PARCHMENT/COOPER TOWNSHIP (WKZO AM/FM) The Michigan Department of Environmental Quality has released two maps revealing that 33 homes on private wells have PFAS levels that are above what the Government considers to be safe. (See map one)
They are clustered near the northern border between Parchment and Cooper Township.
There may be others that have not yet been tested.
They found 13 homes with both PFAS and PFOS levels that exceed the government lifetime standard of 70 parts per trillion. (see map two)
The home they tested that was closest to the former paper mill had a PFAS level of 340 ppt. That is nearly five times the amount considered safe.
Continued monitoring will be required for decades, because homes that test below the safe level today, may not always test below that level as the plume of PFAS contamination continues to move underground.
MDEQ Analysts are still working to understand an outlier, a single home to the north and east of the area hit hardest by the contaminant that tested with high levels of PFAS beyond a number of other homes that tested in the safe range.
They plan additional testing to determine what is really going on in that area.
The maps also spark other questions. What about those homes just beyond the edge of the one mile circle. Another more disturbiing question. What if that one mile radius was drawn around what we now know is the actual source of the contamination; the old paper mill and its landfill.
The original test area used the three municipal wells as the central pivot, because it was not confirmed at the time that the paper plant was the source of the chemicals.
That has changed. Shouldn’t the test area?
All of the homes that are in the test area have free bottled water available to them, but three weeks on bottled water won’t reverse years of exposure. It may be impossible to determine exactly how long people living in that area have been exposed to the contaminants prior to the discovery late last month, but it may be safe to guess it has been years if not decades.
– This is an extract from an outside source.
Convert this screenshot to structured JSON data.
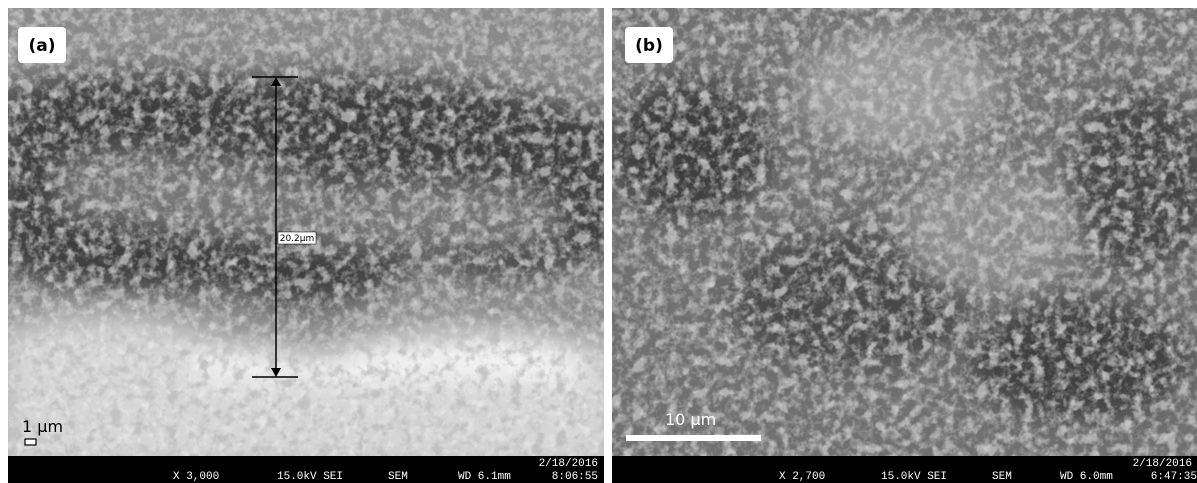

Of the 100-plus private wells tested, 33 have a problem that will have to be remediated. 44 tested between 10 and 70 ppt. Nine homes tested between 0 and 10 ppt and 22 tested clean.
Homeowners will be counseled individually on the options, which include in-home filter systems designed to address PFAS short term.
Health officials say most filters currently available at your hardware store won’t work on PFAS.
Expect the findings to also spark discussions on extending municipal water as a permanent solution.
Homes in that area that have wells that have not been tested for this class of chemicals may want to pursue having it done.